Dix ans après sa victoire à The Voice, Slimane se produit jusqu’au 5 juillet à la Salle Pleyel, à Paris, accompagné d’un orchestre symphonique. Ce retour sur scène, qui mêle ses titres phares à des reprises, intervient dans un contexte personnel et judiciaire complexe, comme le rapporte Franceinfo - Culture.
Ce qu'il faut retenir
- Un concert symphonique à la Salle Pleyel, à Paris, jusqu’au 5 juillet 2026, avec des arrangements orchestraux de ses titres.
- Un quatrième album, Il faut que tu saches, sorti en décembre 2025, marqué par des thèmes introspectifs et des références à ses difficultés judiciaires.
- Une condamnation à 10 000 euros d’amende en 2026 pour harcèlement, concernant un technicien de sa tournée de 2023.
- Une programmation mêlant ses succès comme À quoi je sers ?, Tempête ou Dis-moi que tu m’aimes, ainsi que des reprises comme Je te promets de Johnny Hallyday.

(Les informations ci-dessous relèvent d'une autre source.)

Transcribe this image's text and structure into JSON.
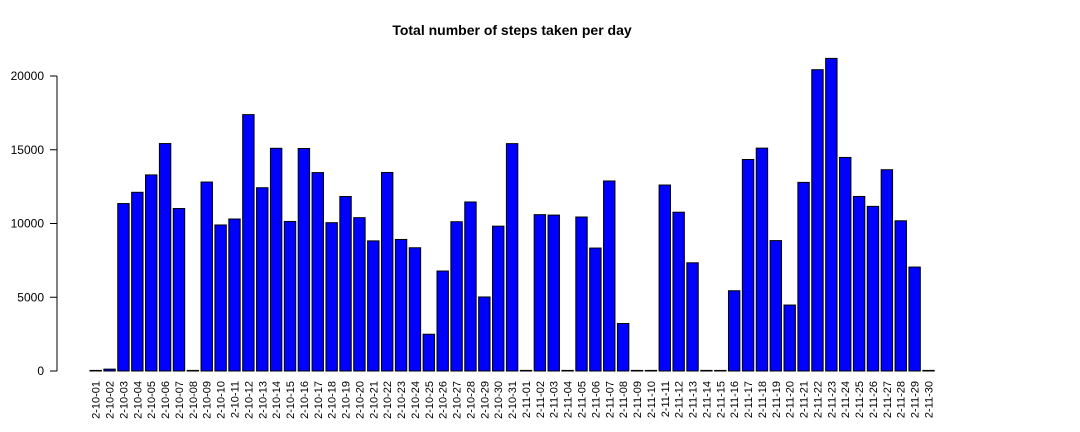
{
  "chart_data": {
    "type": "bar",
    "title": "Total number of steps taken per day",
    "xlabel": "",
    "ylabel": "",
    "ylim": [
      0,
      21500
    ],
    "yticks": [
      0,
      5000,
      10000,
      15000,
      20000
    ],
    "bar_color": "#0000ff",
    "bar_border_color": "#000000",
    "categories": [
      "2-10-01",
      "2-10-02",
      "2-10-03",
      "2-10-04",
      "2-10-05",
      "2-10-06",
      "2-10-07",
      "2-10-08",
      "2-10-09",
      "2-10-10",
      "2-10-11",
      "2-10-12",
      "2-10-13",
      "2-10-14",
      "2-10-15",
      "2-10-16",
      "2-10-17",
      "2-10-18",
      "2-10-19",
      "2-10-20",
      "2-10-21",
      "2-10-22",
      "2-10-23",
      "2-10-24",
      "2-10-25",
      "2-10-26",
      "2-10-27",
      "2-10-28",
      "2-10-29",
      "2-10-30",
      "2-10-31",
      "2-11-01",
      "2-11-02",
      "2-11-03",
      "2-11-04",
      "2-11-05",
      "2-11-06",
      "2-11-07",
      "2-11-08",
      "2-11-09",
      "2-11-10",
      "2-11-11",
      "2-11-12",
      "2-11-13",
      "2-11-14",
      "2-11-15",
      "2-11-16",
      "2-11-17",
      "2-11-18",
      "2-11-19",
      "2-11-20",
      "2-11-21",
      "2-11-22",
      "2-11-23",
      "2-11-24",
      "2-11-25",
      "2-11-26",
      "2-11-27",
      "2-11-28",
      "2-11-29",
      "2-11-30"
    ],
    "values": [
      0,
      126,
      11352,
      12116,
      13294,
      15420,
      11015,
      0,
      12811,
      9900,
      10304,
      17382,
      12426,
      15098,
      10139,
      15084,
      13452,
      10056,
      11829,
      10395,
      8821,
      13460,
      8918,
      8355,
      2492,
      6778,
      10119,
      11458,
      5018,
      9819,
      15414,
      0,
      10600,
      10571,
      0,
      10439,
      8334,
      12883,
      3219,
      0,
      0,
      12608,
      10765,
      7336,
      0,
      41,
      5441,
      14339,
      15110,
      8841,
      4472,
      12787,
      20427,
      21194,
      14478,
      11834,
      11162,
      13646,
      10183,
      7047,
      0
    ]
  }
}
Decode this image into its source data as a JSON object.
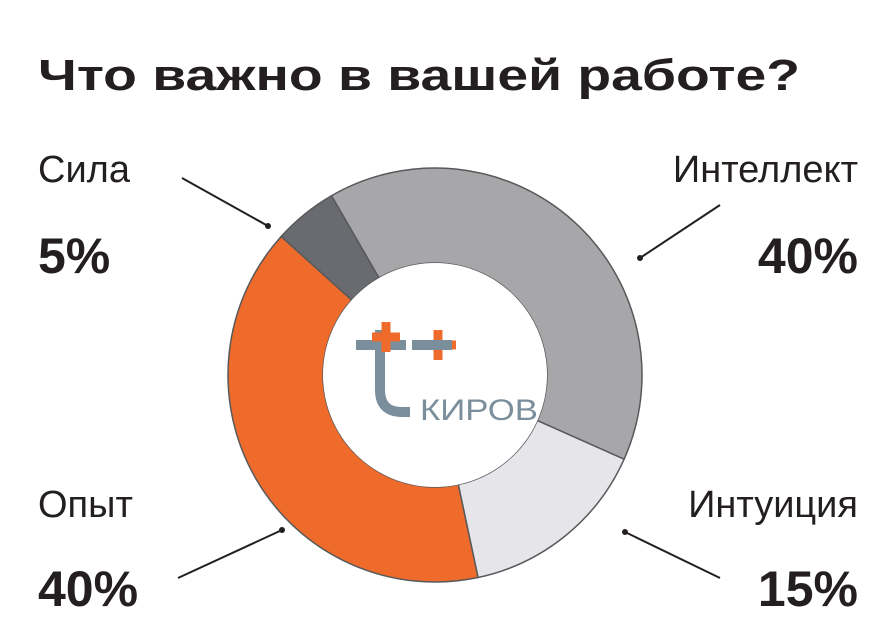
{
  "chart_data": {
    "type": "donut",
    "title": "Что важно в вашей работе?",
    "categories": [
      "Интеллект",
      "Интуиция",
      "Опыт",
      "Сила"
    ],
    "values": [
      40,
      15,
      40,
      5
    ],
    "value_labels": [
      "40%",
      "15%",
      "40%",
      "5%"
    ],
    "colors": [
      "#a7a7a9",
      "#e6e6ea",
      "#ee6b2b",
      "#6a6b70"
    ],
    "center_label": "КИРОВ"
  }
}
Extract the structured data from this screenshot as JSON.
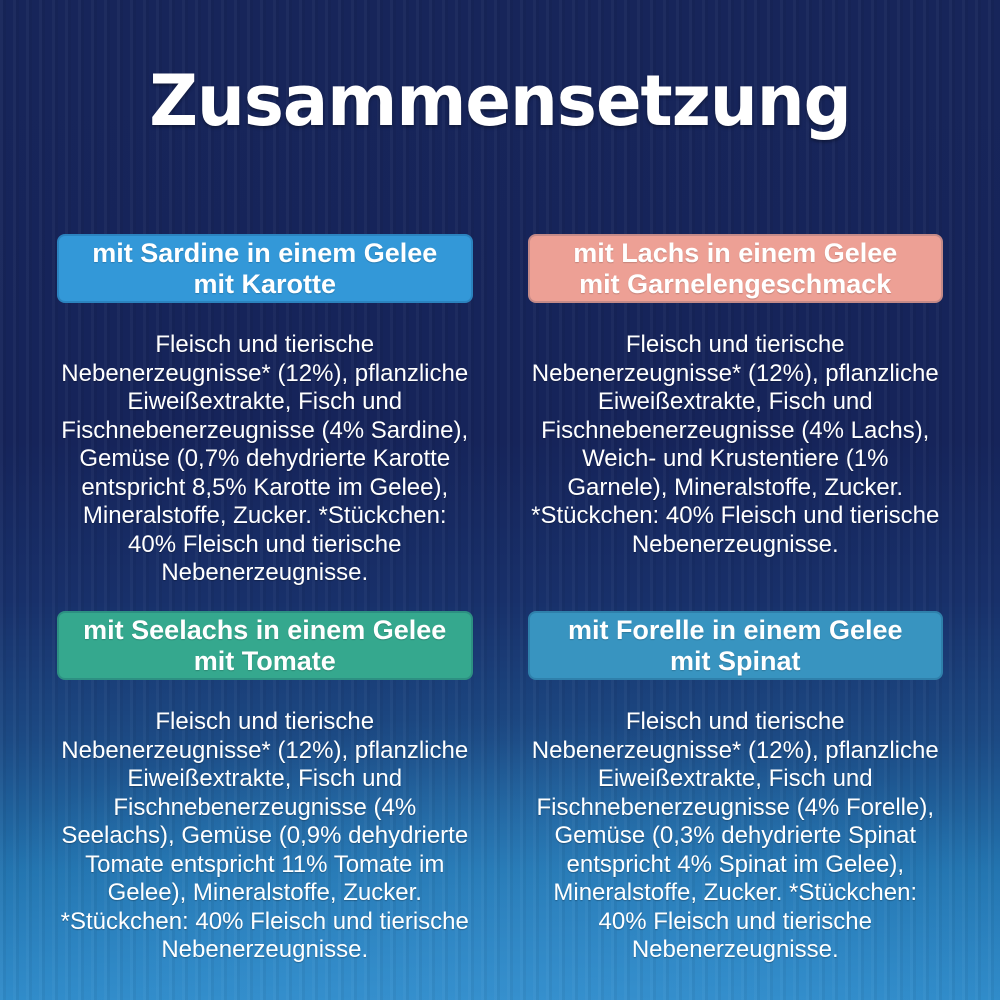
{
  "page": {
    "title": "Zusammensetzung"
  },
  "colors": {
    "background_top": "#17255a",
    "background_bottom": "#2e8ac8",
    "text": "#ffffff",
    "header_blue": "#3398d8",
    "header_salmon": "#eda095",
    "header_teal": "#35a88e",
    "header_steel_blue": "#3894c0"
  },
  "sections": [
    {
      "id": "sardine-karotte",
      "header_line1": "mit Sardine in einem Gelee",
      "header_line2": "mit Karotte",
      "header_color": "#3398d8",
      "body": "Fleisch und tierische Nebenerzeugnisse* (12%), pflanzliche Eiweißextrakte, Fisch und Fischnebenerzeugnisse (4% Sardine), Gemüse (0,7% dehydrierte Karotte entspricht 8,5% Karotte im Gelee), Mineralstoffe, Zucker. *Stückchen: 40% Fleisch und tierische Nebenerzeugnisse."
    },
    {
      "id": "lachs-garnelengeschmack",
      "header_line1": "mit Lachs in einem Gelee",
      "header_line2": "mit Garnelengeschmack",
      "header_color": "#eda095",
      "body": "Fleisch und tierische Nebenerzeugnisse* (12%), pflanzliche Eiweißextrakte, Fisch und Fischnebenerzeugnisse (4% Lachs), Weich- und Krustentiere (1% Garnele), Mineralstoffe, Zucker. *Stückchen: 40% Fleisch und tierische Nebenerzeugnisse."
    },
    {
      "id": "seelachs-tomate",
      "header_line1": "mit Seelachs in einem Gelee",
      "header_line2": "mit Tomate",
      "header_color": "#35a88e",
      "body": "Fleisch und tierische Nebenerzeugnisse* (12%), pflanzliche Eiweißextrakte, Fisch und Fischnebenerzeugnisse (4% Seelachs), Gemüse (0,9% dehydrierte Tomate entspricht 11% Tomate im Gelee), Mineralstoffe, Zucker. *Stückchen: 40% Fleisch und tierische Nebenerzeugnisse."
    },
    {
      "id": "forelle-spinat",
      "header_line1": "mit Forelle in einem Gelee",
      "header_line2": "mit Spinat",
      "header_color": "#3894c0",
      "body": "Fleisch und tierische Nebenerzeugnisse* (12%), pflanzliche Eiweißextrakte, Fisch und Fischnebenerzeugnisse (4% Forelle), Gemüse (0,3% dehydrierte Spinat entspricht 4% Spinat im Gelee), Mineralstoffe, Zucker. *Stückchen: 40% Fleisch und tierische Nebenerzeugnisse."
    }
  ]
}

Un concert qui s’inscrit dans une période de remise en question
À l’occasion de ce spectacle, Slimane propose une interprétation orchestrale de ses titres, dont À quoi je sers ?, extrait de son album Il faut que tu saches. Un disque publié en décembre 2025, à une période où le chanteur était confronté à des difficultés judiciaires. En avril 2026, il a été condamné à 10 000 euros d’amende pour harcèlement moral envers un technicien ayant travaillé sur sa tournée de 2023. L’affaire avait été rendue publique en 2024, suscitant une vive attention médiatique et des débats sur les relations au sein des équipes artistiques.
Côté scène, l’album Il faut que tu saches se distingue par son ton introspectif. Les textes y évoquent des remords, des doutes, voire des pensées suicidaires, reflétant une période personnelle tourmentée. Cette dimension autobiographique a particulièrement retenu l’attention des fans et des médias people, dans une époque où la variété comme le rap puisent largement dans l’intime.

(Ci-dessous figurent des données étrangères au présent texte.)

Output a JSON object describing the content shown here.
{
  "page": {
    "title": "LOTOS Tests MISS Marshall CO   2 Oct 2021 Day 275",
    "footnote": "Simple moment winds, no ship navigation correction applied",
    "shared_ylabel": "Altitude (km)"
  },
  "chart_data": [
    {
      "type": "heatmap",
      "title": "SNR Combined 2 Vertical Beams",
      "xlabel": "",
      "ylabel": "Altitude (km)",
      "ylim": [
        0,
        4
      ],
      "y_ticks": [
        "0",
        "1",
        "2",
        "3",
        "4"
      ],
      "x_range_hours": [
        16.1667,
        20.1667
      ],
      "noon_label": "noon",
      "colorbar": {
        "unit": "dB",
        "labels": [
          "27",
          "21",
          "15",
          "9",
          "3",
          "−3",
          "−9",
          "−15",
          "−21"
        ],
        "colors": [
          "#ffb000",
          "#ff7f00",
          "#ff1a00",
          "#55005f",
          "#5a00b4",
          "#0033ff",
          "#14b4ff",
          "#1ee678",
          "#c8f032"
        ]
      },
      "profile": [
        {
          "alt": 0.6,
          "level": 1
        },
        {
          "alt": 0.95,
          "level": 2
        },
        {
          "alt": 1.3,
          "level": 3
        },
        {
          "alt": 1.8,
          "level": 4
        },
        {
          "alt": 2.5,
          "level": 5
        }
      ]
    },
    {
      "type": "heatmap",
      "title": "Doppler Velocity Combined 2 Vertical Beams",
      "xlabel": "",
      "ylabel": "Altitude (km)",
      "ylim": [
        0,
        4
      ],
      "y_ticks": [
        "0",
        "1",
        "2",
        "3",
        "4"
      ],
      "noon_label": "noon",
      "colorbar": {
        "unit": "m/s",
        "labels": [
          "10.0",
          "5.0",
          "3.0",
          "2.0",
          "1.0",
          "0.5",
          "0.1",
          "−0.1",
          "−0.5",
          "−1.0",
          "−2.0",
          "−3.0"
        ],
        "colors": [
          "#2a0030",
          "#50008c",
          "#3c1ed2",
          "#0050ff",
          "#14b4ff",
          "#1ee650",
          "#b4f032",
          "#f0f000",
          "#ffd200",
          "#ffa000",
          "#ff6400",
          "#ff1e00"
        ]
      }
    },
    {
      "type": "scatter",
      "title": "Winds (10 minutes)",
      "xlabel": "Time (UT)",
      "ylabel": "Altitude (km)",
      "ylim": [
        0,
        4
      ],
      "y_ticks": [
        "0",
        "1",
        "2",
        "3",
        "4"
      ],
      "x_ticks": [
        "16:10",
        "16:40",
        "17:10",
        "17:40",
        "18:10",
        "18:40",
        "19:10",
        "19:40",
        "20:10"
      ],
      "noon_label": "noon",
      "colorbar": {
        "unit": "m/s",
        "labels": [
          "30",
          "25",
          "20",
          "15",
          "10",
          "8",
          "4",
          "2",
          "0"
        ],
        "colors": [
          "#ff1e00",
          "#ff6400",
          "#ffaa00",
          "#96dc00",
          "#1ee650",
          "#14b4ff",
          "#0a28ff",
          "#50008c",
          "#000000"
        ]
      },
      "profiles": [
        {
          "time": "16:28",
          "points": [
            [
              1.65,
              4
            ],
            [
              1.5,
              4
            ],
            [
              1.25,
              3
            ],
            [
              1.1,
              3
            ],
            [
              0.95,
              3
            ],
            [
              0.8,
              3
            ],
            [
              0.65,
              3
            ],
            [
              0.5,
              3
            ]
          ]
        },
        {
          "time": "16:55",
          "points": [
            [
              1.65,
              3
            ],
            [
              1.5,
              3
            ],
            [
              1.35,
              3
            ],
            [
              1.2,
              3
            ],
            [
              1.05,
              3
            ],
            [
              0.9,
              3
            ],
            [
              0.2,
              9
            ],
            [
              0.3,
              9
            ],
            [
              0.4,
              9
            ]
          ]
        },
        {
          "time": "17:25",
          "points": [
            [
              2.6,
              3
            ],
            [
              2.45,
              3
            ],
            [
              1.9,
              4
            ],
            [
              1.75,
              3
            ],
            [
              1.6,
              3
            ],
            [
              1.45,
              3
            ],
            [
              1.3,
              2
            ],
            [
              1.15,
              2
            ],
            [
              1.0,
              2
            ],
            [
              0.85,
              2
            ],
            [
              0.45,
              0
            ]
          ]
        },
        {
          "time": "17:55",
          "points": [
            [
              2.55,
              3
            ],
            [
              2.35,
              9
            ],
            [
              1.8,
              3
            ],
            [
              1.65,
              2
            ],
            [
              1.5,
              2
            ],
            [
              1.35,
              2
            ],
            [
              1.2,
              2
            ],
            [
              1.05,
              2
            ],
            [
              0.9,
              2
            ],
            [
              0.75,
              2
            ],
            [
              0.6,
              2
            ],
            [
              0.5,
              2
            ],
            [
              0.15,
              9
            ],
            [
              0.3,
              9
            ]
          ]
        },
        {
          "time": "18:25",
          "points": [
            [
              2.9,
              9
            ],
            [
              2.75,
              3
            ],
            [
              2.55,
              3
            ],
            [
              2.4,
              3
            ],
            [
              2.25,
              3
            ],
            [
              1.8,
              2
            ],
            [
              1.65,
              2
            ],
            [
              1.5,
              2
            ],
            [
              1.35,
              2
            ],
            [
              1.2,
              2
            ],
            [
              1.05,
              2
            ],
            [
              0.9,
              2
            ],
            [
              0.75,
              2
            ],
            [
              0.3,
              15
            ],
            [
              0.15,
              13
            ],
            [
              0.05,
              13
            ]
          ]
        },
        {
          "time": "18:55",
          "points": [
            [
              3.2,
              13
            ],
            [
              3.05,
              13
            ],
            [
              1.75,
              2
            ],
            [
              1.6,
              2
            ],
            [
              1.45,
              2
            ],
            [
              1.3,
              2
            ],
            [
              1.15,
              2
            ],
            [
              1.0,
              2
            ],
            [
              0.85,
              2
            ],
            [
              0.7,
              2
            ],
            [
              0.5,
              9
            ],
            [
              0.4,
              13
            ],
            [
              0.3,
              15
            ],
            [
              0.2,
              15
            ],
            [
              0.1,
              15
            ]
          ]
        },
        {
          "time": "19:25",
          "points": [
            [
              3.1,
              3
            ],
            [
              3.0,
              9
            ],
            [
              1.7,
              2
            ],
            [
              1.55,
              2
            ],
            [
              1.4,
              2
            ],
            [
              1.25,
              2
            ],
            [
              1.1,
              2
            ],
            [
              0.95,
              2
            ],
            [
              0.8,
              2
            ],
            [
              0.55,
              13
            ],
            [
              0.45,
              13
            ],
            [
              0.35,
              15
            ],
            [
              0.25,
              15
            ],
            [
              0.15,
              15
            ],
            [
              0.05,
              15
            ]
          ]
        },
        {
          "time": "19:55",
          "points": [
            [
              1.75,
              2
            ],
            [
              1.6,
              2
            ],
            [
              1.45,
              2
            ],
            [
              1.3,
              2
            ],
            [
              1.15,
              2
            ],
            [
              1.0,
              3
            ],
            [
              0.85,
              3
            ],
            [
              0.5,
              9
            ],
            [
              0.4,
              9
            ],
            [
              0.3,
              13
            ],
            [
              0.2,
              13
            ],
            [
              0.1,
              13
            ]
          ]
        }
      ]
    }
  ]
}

Une programmation éclectique et symbolique
La setlist de ce concert à la Salle Pleyel alterne entre ses propres compositions et des reprises choisies. Slimane y inclut des titres comme Tempête, Comme un oiseau ou Dis-moi que tu m’aimes, mais aussi des classiques comme Je te promets de Johnny Hallyday, Mon cœur te dit je t’aime de Frédéric François ou encore Femme, femme, femme de Serge Lama. Une sélection qui souligne son attachement à la romance et à la diversité musicale.

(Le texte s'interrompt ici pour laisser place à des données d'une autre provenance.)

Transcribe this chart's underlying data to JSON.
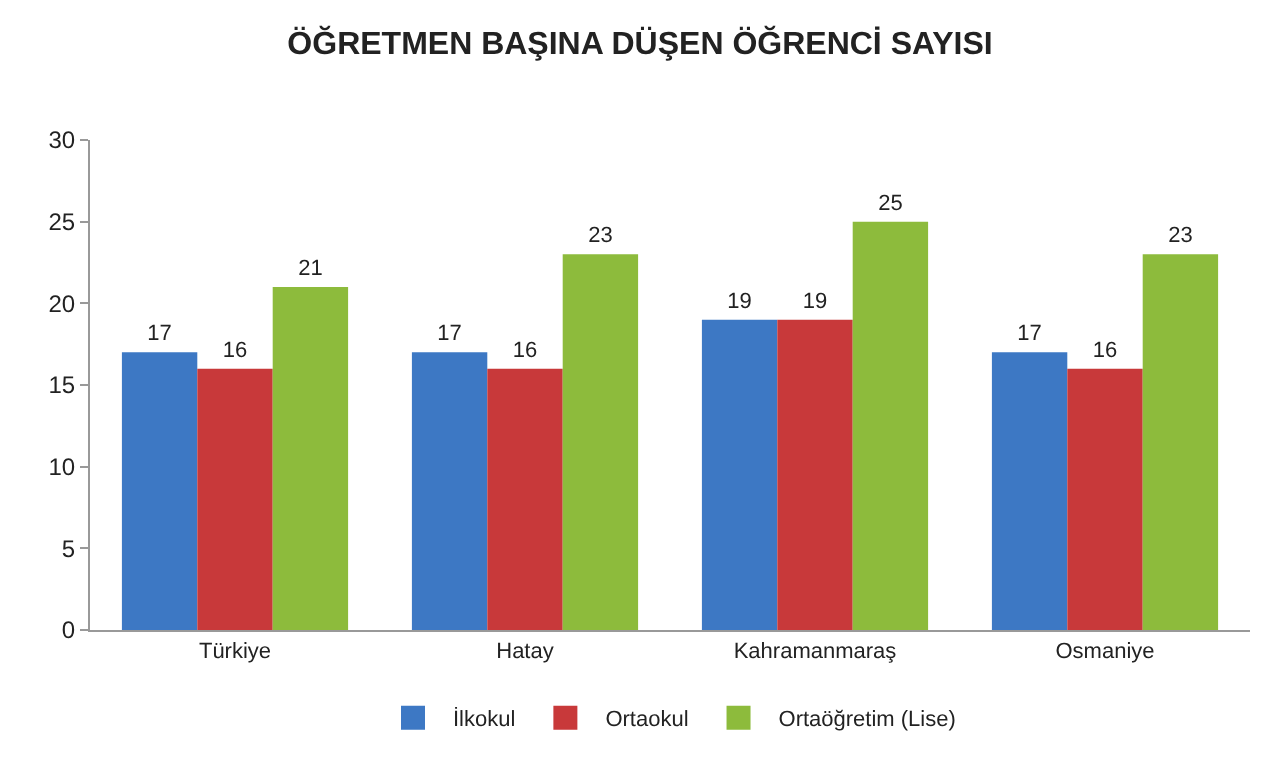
{
  "chart_data": {
    "type": "bar",
    "title": "ÖĞRETMEN BAŞINA DÜŞEN ÖĞRENCİ SAYISI",
    "categories": [
      "Türkiye",
      "Hatay",
      "Kahramanmaraş",
      "Osmaniye"
    ],
    "series": [
      {
        "name": "İlkokul",
        "color": "#3d78c4",
        "values": [
          17,
          17,
          19,
          17
        ]
      },
      {
        "name": "Ortaokul",
        "color": "#c8393a",
        "values": [
          16,
          16,
          19,
          16
        ]
      },
      {
        "name": "Ortaöğretim (Lise)",
        "color": "#8dbb3c",
        "values": [
          21,
          23,
          25,
          23
        ]
      }
    ],
    "ylim": [
      0,
      30
    ],
    "yticks": [
      0,
      5,
      10,
      15,
      20,
      25,
      30
    ],
    "grid": false,
    "legend": "bottom",
    "data_labels": true
  }
}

Parmi les morceaux joués, À fleur de toi (2016), Paname (2016) et Adieu (2016) rappellent ses débuts, tandis que Mon amour (2023) et Higher (2026, en duo avec Vanina) témoignent de son évolution récente. Une façon pour lui de proposer une lecture à la fois nostalgique et résolument tournée vers l’avenir.
Un contexte judiciaire qui interroge
La condamnation de Slimane pour harcèlement moral a été rendue publique en 2026, après une procédure judiciaire initiée à la suite d’un conflit avec un technicien de sa tournée de 2023. L’amende de 10 000 euros, prononcée en avril, marque l’aboutissement d’un dossier qui avait ému l’opinion publique et suscité des discussions sur les conditions de travail dans l’industrie musicale.
Pourtant, le chanteur a choisi de poursuivre sa carrière, transformant cette épreuve en matière artistique. Son album Il faut que tu saches et ce concert symphonique semblent ainsi devenir des exutoires, où la musique sert de vecteur pour exprimer ses questionnements et ses regrets. Une démarche qui divise : certains y voient une forme de sincérité, d’autres une récupération de l’émotion médiatique.
Par ailleurs, la fin de ce cycle de concerts à la Salle Pleyel pourrait marquer un tournant, notamment si Slimane choisit de s’orienter vers de nouveaux projets ou de s’éloigner temporairement des projecteurs. À suivre, donc, dans les prochains mois.
Parmi les morceaux joués, on retrouve À quoi je sers ?, Tempête, Comme un oiseau, Dis-moi que tu m’aimes, Je te promets de Johnny Hallyday, Mon cœur te dit je t’aime de Frédéric François, Femme, femme, femme de Serge Lama, ainsi que des titres de Slimane comme À fleur de toi, Paname, Adieu, Mon amour et Higher (en duo avec Vanina).